WORLD DAY AGAINST THE DEATH PENALTY: HANDS OFF CAIN ‘LETHAL EFFECTS OF THE WAR ON DRUGS. IRAN MADE 89% OF DRUG-CONNECTED EXECUTIONS IN 2015’
October 8, 2015: The World Day Against the Death Penalty, which will occur on October 10, was celebrated today in Rome with a press conference promoted by Iran Human Rights, Amnesty International, Hands off Cain and the Community of Sant’Egidio.
This year, the 13th edition of the World Day focuses on the application of the death penalty for drug-related offences, to reduce its use.

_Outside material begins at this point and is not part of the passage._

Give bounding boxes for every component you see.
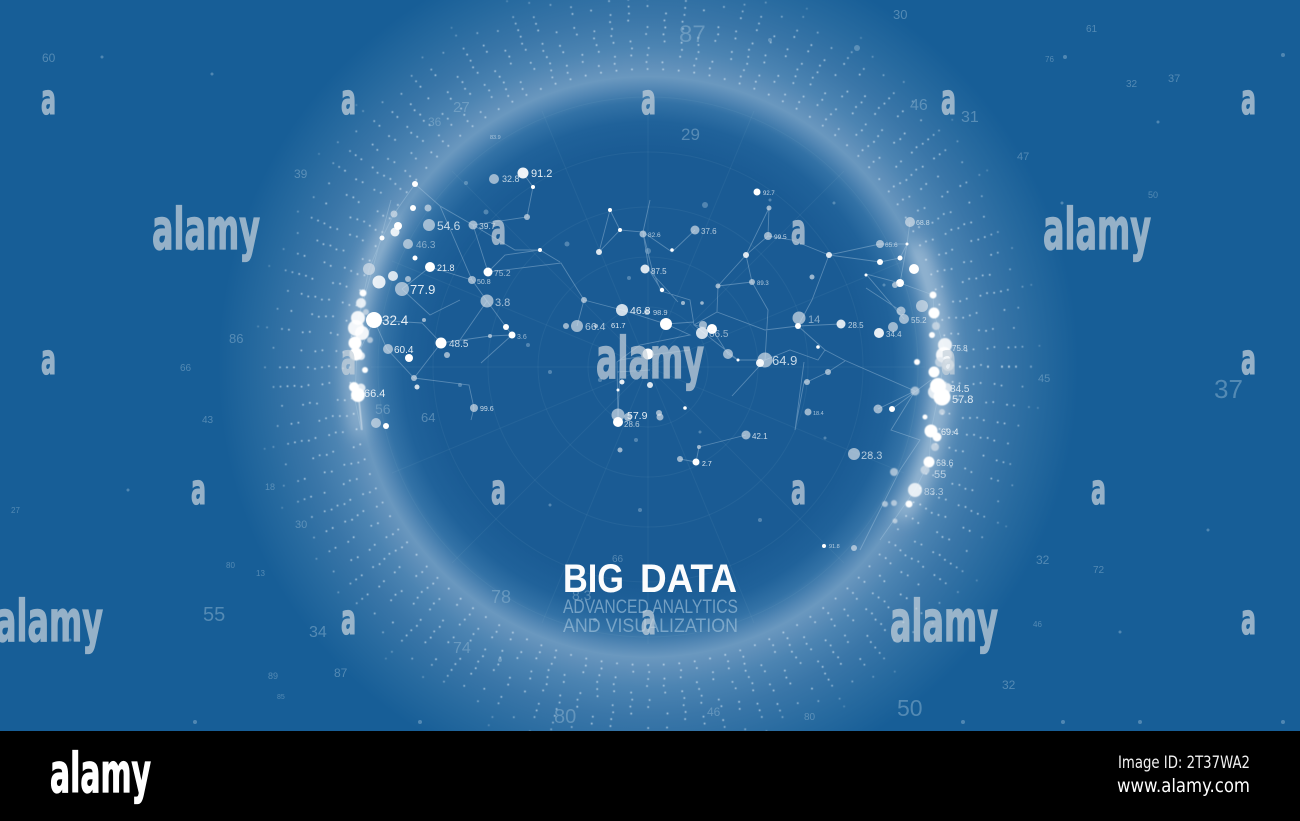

Hands off Cain participated the press conference with an intervention of Marco Perduca, who denounced what he defined “real and proper lethal effects of the war on drugs”.
Perduca, who gave data updated to Sept. 30, said that so far in 2015 at least 615 people were executed in 4 countries for drug related offenses. At least 546 executions took place in Iran, 55 in Saudi Arabia, and 14 in Indonesia. With its number, Iran alone made 89% of all the executions in the world for drug related crimes. As it is known, data from China are kept secret, therefore there is no known number of executions but, according to Hands off Cain, there has been a sharp drop in recent years.
Furthermore, durind 2014 and the first 9 months of 2015 death sentences have been issued (but not carried on) in 9 more countries: Egypt, United Arab Emirates, Kuwait, Malaysia, Pakistan, Qatar, Sri Lanka, Thailand and Vietnam.
Hands off Cain pointed out that sentencing to death someone only for drug offenses goes beyond the limits set up by the international law, where death can be provided only for the most serious crimes, while the United Nations Human Rights Council expressly stated that drug offenses are not to be intended as most serious crimes.
Hands off Cain criticized the standing of the United Nations Office on Drugs and Crime, that on one side condemns the use of death sentences, but on the other side keeps on funding governments like that of Iran, that use the money to arrest, sentence and finally execute alleged drug traffickers.
Grave as well is the policy of some European states such as France, Germany and United Kingdom that have not withdrawn funds, as Denmark and Ireland did, from UNODC programs in Iran or Pakistan, well knowing that those funds are at risk of implementing the practice of the death penalty.